JACKSON, Miss. (AP) — Mississippi legislators will probably return to the Capitol before Oct. 5 to examine how the state is spending coronavirus relief money it received from the federal government, Republican House Speaker Philip Gunn said Monday.
Gunn said the House and Senate will evaluate “what has been spent, what has not been spent and do we need to shift some of those dollars around.”
Like other states, Mississippi received federal money for a variety of programs. Mississippi allocated $300 million to aid small businesses that had to close temporarily because of the pandemic, although some applicants have said they are still waiting for a response from the state.
Gunn said he was planning to speak to Mississippi Development Authority officials about whether the Legislature needs to put more money toward helping small businesses.
Gunn spoke Monday during an online forum sponsored by Mississippi State University’s Stennis Institute of Government and the Capitol press corps.
He said Mississippi tax collections have been running well ahead of expectations during the budget year that began July 1. Figures released by the Legislative Budget Office show that sales tax collections are well ahead of where they were for July and August of last year.
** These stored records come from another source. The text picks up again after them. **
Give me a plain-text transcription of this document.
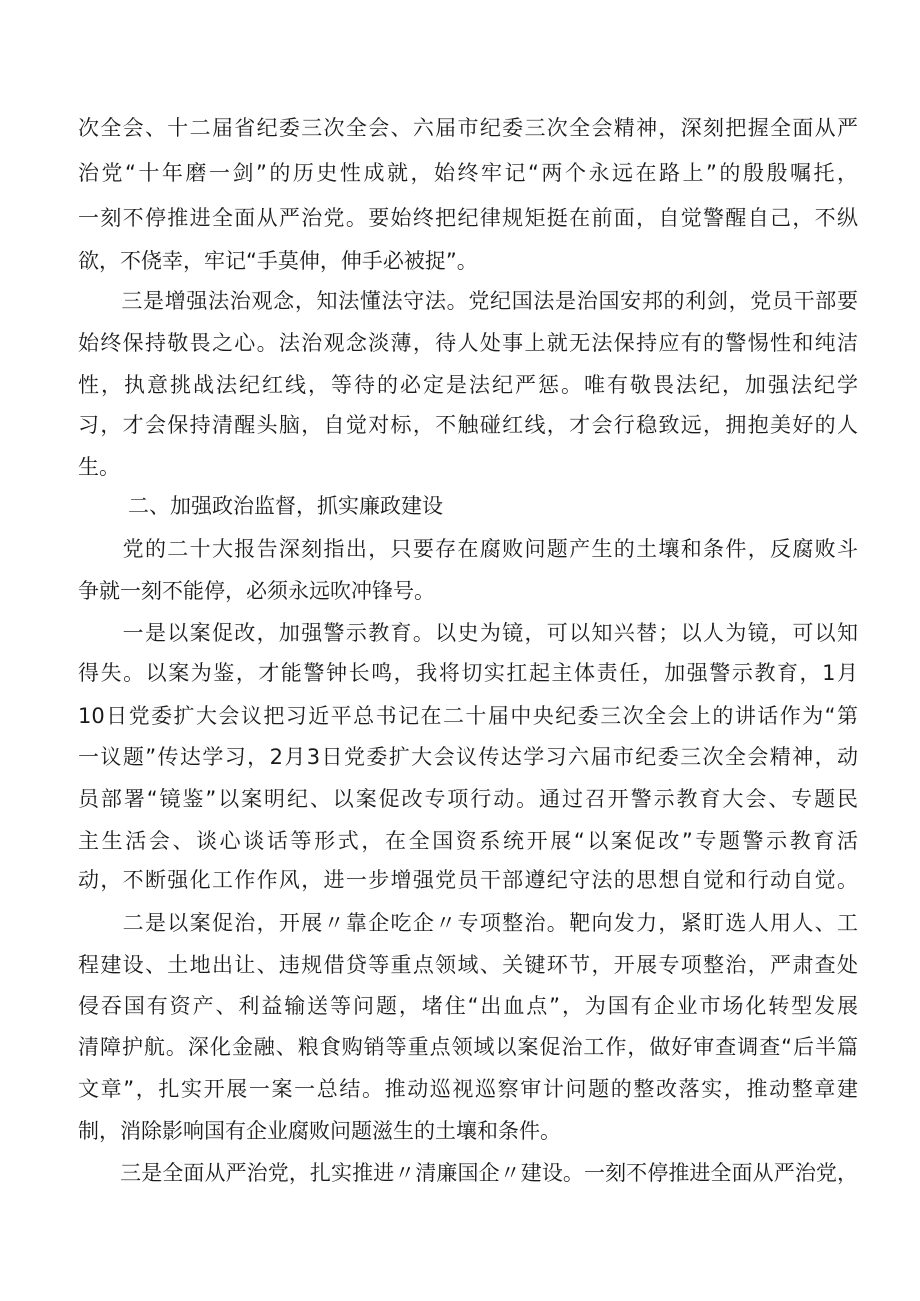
次全会、十二届省纪委三次全会、六届市纪委三次全会精神，深刻把握全面从严
治党“十年磨一剑”的历史性成就，始终牢记“两个永远在路上”的殷殷嘱托，
一刻不停推进全面从严治党。要始终把纪律规矩挺在前面，自觉警醒自己，不纵
欲，不侥幸，牢记“手莫伸，伸手必被捉”。
　　三是增强法治观念，知法懂法守法。党纪国法是治国安邦的利剑，党员干部要
始终保持敬畏之心。法治观念淡薄，待人处事上就无法保持应有的警惕性和纯洁
性，执意挑战法纪红线，等待的必定是法纪严惩。唯有敬畏法纪，加强法纪学
习，才会保持清醒头脑，自觉对标，不触碰红线，才会行稳致远，拥抱美好的人
生。
二、加强政治监督，抓实廉政建设
　　党的二十大报告深刻指出，只要存在腐败问题产生的土壤和条件，反腐败斗
争就一刻不能停，必须永远吹冲锋号。
　　一是以案促改，加强警示教育。以史为镜，可以知兴替；以人为镜，可以知
得失。以案为鉴，才能警钟长鸣，我将切实扛起主体责任，加强警示教育，1月
10日党委扩大会议把习近平总书记在二十届中央纪委三次全会上的讲话作为“第
一议题”传达学习，2月3日党委扩大会议传达学习六届市纪委三次全会精神，动
员部署“镜鉴”以案明纪、以案促改专项行动。通过召开警示教育大会、专题民
主生活会、谈心谈话等形式，在全国资系统开展“以案促改”专题警示教育活
动，不断强化工作作风，进一步增强党员干部遵纪守法的思想自觉和行动自觉。
　　二是以案促治，开展〃靠企吃企〃专项整治。靶向发力，紧盯选人用人、工
程建设、土地出让、违规借贷等重点领域、关键环节，开展专项整治，严肃查处
侵吞国有资产、利益输送等问题，堵住“出血点”，为国有企业市场化转型发展
清障护航。深化金融、粮食购销等重点领域以案促治工作，做好审查调查“后半篇
文章”，扎实开展一案一总结。推动巡视巡察审计问题的整改落实，推动整章建
制，消除影响国有企业腐败问题滋生的土壤和条件。
　　三是全面从严治党，扎实推进〃清廉国企〃建设。一刻不停推进全面从严治党，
Mississippi legislators cut the budgets of most state agencies and programs by 3% to 5% going into the current year because of economic uncertainty caused by the pandemic.
“We cut all across the board … just because of the downturn in the economy and being very frugal with our budgeting,” Gunn said.
Working on a state budget takes months, and agencies have already submitted spending requests for the year that begins next July 1. On Thursday, Gunn and other members of the Joint Legislative Budget Committee will hold public hearings, and leaders of a few big agencies will make presentations and answer questions about their requests.